Our high-end accommodations consist of a tent cabin. Luxury touches include towels and a fan. It's like being at the Four Seasons &hellip; without any of the fancy stuff. Our tent has a metal bear-proof storage box where all food must be kept. Leave potato chips in your car and you'll either get a ticket from Ranger Smith or a new sunroof courtesy of Gentle Ben. Equinox has remote start. It's 93 degrees today and from our hut I can start the vehicle so AC can cool down the interior. It's also good for scaring away large furry animals. That doesn't just mean bear either. Fed by tourists, squirrels are huge here. Big and fat they'll amble up fearlessly looking for food. They love those Cocoa Roast almonds.
On to the City by the Bay
With an OnStar button push, the route to San Francisco is downloaded. It's a four-hour drive. iPods, which sound much better than grainy XM, are plugged into the great Pioneer sound system. We stop in the small town of Groveland for a sandwich. Ignoring all warning signs that a sub shop/video store/shaved ice establishment should do none of these things very well, we place our order.
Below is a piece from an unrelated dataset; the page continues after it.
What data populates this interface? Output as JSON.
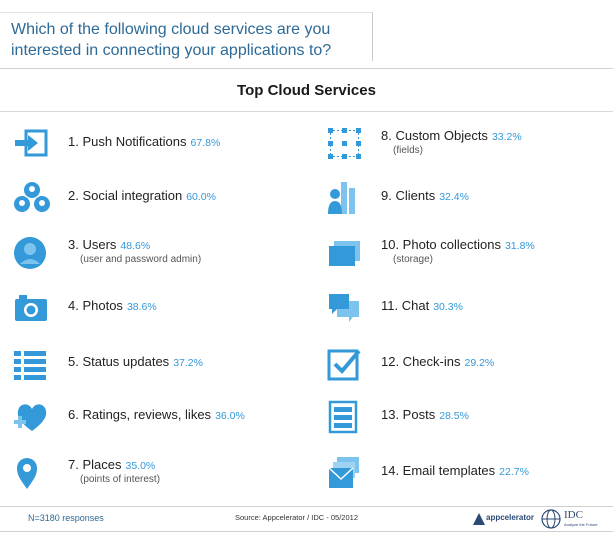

Simply put, the sandwiches at Pine Mountain Video are spectacularly good. Highly recommended. We only wish we had tipped better.
Once in chilly San Francisco, I need to change from shorts to jeans that are at the bottom of the center console (for reasons I won't get into here). To get to them I have to unload snacks, a People magazine, my SLR camera and Mariko's jacket. Yes, it's that big. The Chevy handles San Fran's steep hills with ease, both up and down. The anti-lock brakes are responsive and fade free. Three days bombing around these steep hills lowers the overall MPG average to 21. Pretty good considering I drive hard.
Equinox is physically larger than CR-V and RAV4 but the size still allows us to squeeze into free parking spots. Eliminating parking by Braille is a rear vision camera that's standard on LTZ models. Skip the navigation system and the display shows up in the rearview mirror.
While in town we ask the OnStar people to suggest restaurants, they download directions to get there. The service can also remotely unlock the car should the keys get locked inside. As evening falls, the blue lighting is appreciated once again, contrasting nicely with the rust colored Golden Gate Bridge. Tomorrow it's back to Seattle. In 10 days the family has come to enjoy the comfortable, capable and stylish Equinox. Looking for a compact crossover? The whole family highly suggests a Chevy test drive.